PCA Deployment Example
- Deployment
- Deployment enables you to apply existing PCA/PLS/MPLS/TMPCA/TMPLS models created from previous analyses, to new data in order to make further predictions. Although, with Statistica, you can save models in C\C++, Visual Basic, and PMML formats, it is only the latter language that can be used with the Deployment of the Multivariate Statistical Process Control or NIPALS (PCA/PLS) module.
In the PCA Example, the use of Statistica PCA is demonstrated using the real-world data set IndustrialEvaporator.sta for analyzing the evaporation process in drying a wet product. After numerous analyses and conclusion drawing, the PCA model is saved in PMML format for deployment. In this example, we will continue our analysis by using the model for making further predictions.
Open the IndustrialEvaporator.sta data file, and on the Statistics tab, in the Advanced/Multivariate group, click Advanced Models and select NIPALS to display the PCA/PLS dialog box.
Note that, alternatively, in the Advanced/Multivariate group, click PLS, PCA to display the Multivariate Statistical Process Control dialog box.
On the Quick tab of the PCA/PLS dialog box, select Deployment and click OK to display the Deployment Model dialog box.
On the Quick tab of the Multivariate Statistical Process Control dialog box, select MSPC Deployment to display the Deployment Model dialog box.
On the Quick tab, click the Load models button to display the Open PMML files dialog box. Select the PCA industrial evaporator.xml file (in a standard installation, located in C\Program Files\Statistica\Statistica *\Examples\Datasets), and click OK. Now you are ready to deploy the loaded model.
By default, variables have been specified via the PMML file and, as part of the model information, also includes the names of the variables that were used in its construction. Alternatively, you can click the Variables button to choose variables from the data set to which the model will be applied. In this example, we will use the default.
NOTE: You can load more than one file in a single analysis, in which case all models will be applied to the same data set one at a time (i.e., you can only generate results for the active mode). A model can be made active by selecting it from the Model drop-down menu on the Results tab.
Now you are ready to apply the PC (Principal Component) model to the current data file. First, you may want to review the model by generating a summary spreadsheet: on the Results tab, click the Model summary button.

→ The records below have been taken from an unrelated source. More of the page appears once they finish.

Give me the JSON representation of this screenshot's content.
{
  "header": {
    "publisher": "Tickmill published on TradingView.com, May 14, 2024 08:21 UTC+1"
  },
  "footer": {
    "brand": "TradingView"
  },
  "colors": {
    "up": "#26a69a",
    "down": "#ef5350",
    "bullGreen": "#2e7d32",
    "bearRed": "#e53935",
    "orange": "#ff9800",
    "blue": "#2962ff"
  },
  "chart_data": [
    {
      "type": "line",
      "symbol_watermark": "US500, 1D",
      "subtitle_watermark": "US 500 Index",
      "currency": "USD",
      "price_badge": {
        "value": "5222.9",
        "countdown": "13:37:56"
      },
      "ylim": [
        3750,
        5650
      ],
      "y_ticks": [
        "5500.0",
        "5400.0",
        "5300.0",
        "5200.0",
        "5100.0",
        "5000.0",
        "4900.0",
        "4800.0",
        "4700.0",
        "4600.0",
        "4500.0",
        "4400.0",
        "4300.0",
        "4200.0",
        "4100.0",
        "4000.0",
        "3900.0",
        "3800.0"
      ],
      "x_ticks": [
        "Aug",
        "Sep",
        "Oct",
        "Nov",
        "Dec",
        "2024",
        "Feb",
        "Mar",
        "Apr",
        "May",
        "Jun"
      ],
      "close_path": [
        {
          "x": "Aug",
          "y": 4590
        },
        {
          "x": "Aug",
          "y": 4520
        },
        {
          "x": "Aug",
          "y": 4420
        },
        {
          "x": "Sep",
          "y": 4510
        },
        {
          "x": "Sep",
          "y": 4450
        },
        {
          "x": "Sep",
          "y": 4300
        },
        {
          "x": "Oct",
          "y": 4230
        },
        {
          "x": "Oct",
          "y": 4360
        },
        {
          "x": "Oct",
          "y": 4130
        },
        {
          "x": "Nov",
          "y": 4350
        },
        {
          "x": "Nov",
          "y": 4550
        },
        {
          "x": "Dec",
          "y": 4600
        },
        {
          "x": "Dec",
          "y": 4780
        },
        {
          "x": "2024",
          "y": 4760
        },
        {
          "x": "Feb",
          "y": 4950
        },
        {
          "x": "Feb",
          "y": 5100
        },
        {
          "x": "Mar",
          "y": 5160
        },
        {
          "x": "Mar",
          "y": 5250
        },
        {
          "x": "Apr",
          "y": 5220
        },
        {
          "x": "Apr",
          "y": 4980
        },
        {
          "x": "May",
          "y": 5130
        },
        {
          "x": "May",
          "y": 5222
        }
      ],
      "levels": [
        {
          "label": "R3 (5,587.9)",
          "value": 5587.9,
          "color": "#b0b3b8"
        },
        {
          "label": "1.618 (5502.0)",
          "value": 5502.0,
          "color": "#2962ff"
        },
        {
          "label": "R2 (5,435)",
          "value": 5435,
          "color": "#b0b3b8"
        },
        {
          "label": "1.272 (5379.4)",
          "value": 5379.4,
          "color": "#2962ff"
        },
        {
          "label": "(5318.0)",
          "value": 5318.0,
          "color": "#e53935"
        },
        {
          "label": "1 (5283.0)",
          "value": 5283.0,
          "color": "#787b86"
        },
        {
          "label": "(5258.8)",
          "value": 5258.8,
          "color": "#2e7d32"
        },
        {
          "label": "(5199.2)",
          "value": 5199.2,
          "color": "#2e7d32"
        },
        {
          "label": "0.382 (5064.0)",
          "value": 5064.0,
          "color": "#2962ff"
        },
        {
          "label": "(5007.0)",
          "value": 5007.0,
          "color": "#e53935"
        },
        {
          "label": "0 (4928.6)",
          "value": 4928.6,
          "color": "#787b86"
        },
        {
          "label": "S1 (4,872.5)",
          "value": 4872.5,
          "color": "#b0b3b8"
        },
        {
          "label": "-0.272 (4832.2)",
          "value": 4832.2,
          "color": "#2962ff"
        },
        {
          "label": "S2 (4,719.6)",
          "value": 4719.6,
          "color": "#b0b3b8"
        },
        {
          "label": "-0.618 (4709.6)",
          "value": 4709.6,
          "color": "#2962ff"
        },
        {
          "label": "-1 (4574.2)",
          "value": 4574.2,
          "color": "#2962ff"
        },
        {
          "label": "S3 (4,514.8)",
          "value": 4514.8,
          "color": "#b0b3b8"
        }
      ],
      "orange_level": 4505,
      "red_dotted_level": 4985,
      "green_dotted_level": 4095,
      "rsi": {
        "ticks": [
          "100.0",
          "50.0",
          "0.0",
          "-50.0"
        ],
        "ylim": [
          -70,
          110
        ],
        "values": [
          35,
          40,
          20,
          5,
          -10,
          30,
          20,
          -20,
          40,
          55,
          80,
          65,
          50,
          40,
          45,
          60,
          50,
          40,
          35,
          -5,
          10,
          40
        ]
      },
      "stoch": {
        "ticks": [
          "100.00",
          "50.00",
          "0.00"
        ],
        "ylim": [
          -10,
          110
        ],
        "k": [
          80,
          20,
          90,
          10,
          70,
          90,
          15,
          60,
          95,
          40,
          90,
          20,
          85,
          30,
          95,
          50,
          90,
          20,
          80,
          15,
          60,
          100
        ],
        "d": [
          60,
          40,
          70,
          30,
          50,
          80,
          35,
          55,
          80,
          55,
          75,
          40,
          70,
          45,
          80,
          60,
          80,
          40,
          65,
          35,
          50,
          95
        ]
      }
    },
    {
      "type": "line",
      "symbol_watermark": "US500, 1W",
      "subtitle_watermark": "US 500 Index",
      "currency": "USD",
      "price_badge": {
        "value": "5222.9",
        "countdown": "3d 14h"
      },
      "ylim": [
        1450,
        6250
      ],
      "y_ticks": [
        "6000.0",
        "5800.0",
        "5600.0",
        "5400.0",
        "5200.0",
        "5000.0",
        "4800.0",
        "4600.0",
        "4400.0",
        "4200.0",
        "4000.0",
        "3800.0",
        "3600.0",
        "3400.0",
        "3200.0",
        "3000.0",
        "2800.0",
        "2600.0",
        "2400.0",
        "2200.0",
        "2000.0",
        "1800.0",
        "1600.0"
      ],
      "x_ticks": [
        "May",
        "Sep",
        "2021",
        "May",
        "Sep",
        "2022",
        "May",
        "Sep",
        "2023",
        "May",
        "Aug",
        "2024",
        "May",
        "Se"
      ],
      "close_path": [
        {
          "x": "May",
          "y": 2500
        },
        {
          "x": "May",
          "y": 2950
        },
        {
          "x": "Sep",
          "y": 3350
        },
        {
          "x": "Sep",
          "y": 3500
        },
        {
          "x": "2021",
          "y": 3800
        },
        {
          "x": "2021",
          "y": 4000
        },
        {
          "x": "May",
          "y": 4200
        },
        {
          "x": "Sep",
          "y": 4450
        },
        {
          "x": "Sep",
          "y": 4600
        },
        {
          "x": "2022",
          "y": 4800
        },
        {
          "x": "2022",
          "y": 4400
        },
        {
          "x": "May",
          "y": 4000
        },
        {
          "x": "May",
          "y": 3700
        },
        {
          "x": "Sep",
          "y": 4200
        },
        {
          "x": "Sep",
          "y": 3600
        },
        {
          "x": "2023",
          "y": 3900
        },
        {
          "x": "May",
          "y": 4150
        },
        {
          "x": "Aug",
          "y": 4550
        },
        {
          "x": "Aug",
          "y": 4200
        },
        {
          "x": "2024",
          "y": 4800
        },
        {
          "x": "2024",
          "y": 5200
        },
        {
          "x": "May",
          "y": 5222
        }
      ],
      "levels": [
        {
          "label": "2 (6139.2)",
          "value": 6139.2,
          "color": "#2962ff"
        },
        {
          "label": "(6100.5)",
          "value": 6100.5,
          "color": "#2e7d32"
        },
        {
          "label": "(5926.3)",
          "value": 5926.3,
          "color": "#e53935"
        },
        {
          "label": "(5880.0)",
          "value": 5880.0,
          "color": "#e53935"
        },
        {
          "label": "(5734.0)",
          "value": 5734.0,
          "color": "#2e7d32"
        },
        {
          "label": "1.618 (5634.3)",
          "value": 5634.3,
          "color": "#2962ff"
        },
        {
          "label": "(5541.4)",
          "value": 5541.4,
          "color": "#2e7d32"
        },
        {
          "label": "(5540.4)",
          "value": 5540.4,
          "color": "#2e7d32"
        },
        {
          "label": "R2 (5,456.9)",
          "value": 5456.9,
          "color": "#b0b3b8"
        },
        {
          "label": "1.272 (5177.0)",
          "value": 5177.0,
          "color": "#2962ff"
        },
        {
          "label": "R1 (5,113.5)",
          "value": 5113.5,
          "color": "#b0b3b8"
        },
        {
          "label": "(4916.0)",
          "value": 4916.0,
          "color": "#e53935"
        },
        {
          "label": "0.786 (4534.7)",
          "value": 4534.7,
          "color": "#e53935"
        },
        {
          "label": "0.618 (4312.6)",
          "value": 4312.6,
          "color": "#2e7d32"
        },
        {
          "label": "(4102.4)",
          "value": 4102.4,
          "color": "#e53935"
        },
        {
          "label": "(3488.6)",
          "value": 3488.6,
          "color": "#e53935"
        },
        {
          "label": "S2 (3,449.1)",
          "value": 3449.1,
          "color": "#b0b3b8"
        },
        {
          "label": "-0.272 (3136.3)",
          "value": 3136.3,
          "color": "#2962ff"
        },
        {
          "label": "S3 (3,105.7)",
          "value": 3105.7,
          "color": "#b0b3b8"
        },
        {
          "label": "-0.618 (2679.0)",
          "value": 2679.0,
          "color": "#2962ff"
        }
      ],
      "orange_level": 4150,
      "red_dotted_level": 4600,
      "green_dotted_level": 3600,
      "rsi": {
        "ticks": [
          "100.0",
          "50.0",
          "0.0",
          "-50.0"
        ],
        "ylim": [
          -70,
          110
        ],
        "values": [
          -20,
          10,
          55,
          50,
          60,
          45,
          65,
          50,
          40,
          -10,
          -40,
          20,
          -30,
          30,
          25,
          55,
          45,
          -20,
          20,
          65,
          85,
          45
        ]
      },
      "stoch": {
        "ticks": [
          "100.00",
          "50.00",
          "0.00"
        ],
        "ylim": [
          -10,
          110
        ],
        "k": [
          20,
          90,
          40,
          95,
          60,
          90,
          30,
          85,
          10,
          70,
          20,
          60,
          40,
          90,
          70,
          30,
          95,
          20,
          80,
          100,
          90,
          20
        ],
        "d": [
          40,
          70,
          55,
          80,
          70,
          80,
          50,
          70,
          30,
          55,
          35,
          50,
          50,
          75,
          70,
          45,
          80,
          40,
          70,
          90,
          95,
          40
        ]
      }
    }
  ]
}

Similarly, you can make predictions for the current data set by clicking the Predictions button in the Results group box on the Results tab.
You can also generate a spreadsheet of residuals by clicking the Residuals button. Residuals are the difference between the original data set and the predictions of the PC model. It is that part of the data that could not be explained by the model. Large values of residuals may indicate too simple a model (i.e., a model with an insufficient number of principal components). Alternatively, they might be an indication of the presence of outliers in the original data. The ability to detect outliers is a clear advantage of Principal Components Analysis that can be used for process monitoring and quality control in many areas of industrial research and production. See also, PCA and PLS Technical Notes.
In addition, there are a number of options that you can use to analyze your data further with the aid of the PC model. These options enable you to generate Hotelling T2 and SPE (Q) charts (see PCA and PLS Technical Notes for further details on these charts), which can be used for analyzing the data on a casewise basis. Note that case 18 has a particularly high value of T2, which might well indicate that it is an outlier.
You can also use the options in the Score control chart and summary group box to analyze the data set on a variable-wise basis. For more details, see the documentation for the PCA Results dialog box and the PCA Example.